Greek characters (and names) for things can often add confusion, however, there are some that we’ve kept here because I think (with the right mnemonic) they're actually clarifying.

`φ`

– an algebra – “phi” (pronounced /faɪ/)
`ψ`

– a coalgebra – “psi” (pronounced /ˈ(p)saɪ/)

These are the symbols used in “the literature”, but I think they also provide a good visual mnemonic – φ, like an algebra, is folded inward, while ψ, like a coalgebra, opens up. So, I find these symbols more evocative than `f`

and `g`

or `algebra`

and `coalgebra`

, or any other pair of names I’ve come across for these concepts.

There are two other names, `Mu`

and `Nu`

(for the inductive and coinductive fixed-point operators), that I *don’t* think have earned their place, but I just haven’t come up with something more helpful yet.

### Naming Conventions

There's a set of conventions around the naming of the operations. There are many variants of each operation (and they're all ultimately variants of `cata`

and `ana`

), so understanding this convention should help make it easier to understand the myriad possibilities rather than learning them by rote. The general pattern is

[`e`

][`g`

]`operation`

[`T`

][`M`

]

`g`

“Generalized” variant – This parameterizes the fold over some `DistributiveLaw`

that generalizes the (co)algebra over some `Monad`

or `Comonad`

. This is normally only applied to the fundamental operations – `cata`

, `ana`

, and `hylo`

, but there is also a `gapo`

(dual to `zygo`

) that really only coincidentally follows this naming pattern.

Many of the other “well-known” named folds are specializations of this:

- when specialized to
`((,) T)`

, it’s `para`

;
- when
`((,) B)`

, `zygo`

;
- when
`Free f`

, `futu`

;
- etc.

`e`

“Elgot” variant – Named after the form of coalgebra used in an “Elgot algebra”. If there is an operation that takes some `f (x a) -> a`

, the Elgot variant takes `x (f a) -> a`

, which often has similar but distinct properties from the original.

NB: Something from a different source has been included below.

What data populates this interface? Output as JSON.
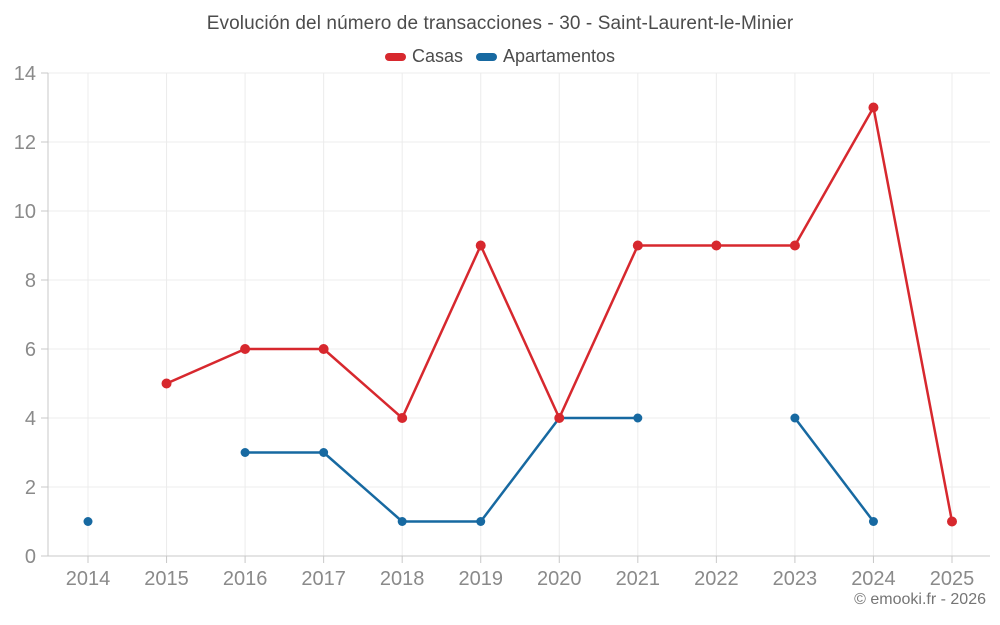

As a mnemonic, you can read the `e`

as “exterior” as with a regular generalized fold, the `x`

is on the *inside* of the `f`

, while with the Elgot variant, it's on the *outside* of the `f`

.

`T`

“Transformer” variant – For some fold that takes an algebra like `f (x a) -> a`

, and where `t`

is the (monad or comonad) transformer of `x`

, the transformer variant takes an algebra like `f (t m a) -> a`

.

`M`

Kleisli (“monadic”) variant – This convention is much more widespread than simply recursion schemes. A fold that returns its result in a `Monad`

, by applying a Kleisli algebra (that is, `f a -> m a`

rather than `f a -> a`

. The dual of this might be something like `anaW`

(taking a seed value in a `Comonad`

), but those are uninteresting. Having Kleisli variants of unfolds is unsafe, as it can force traversal of an infinite structure. If you’re looking for an operation like that, you are better off with an effectful streaming library.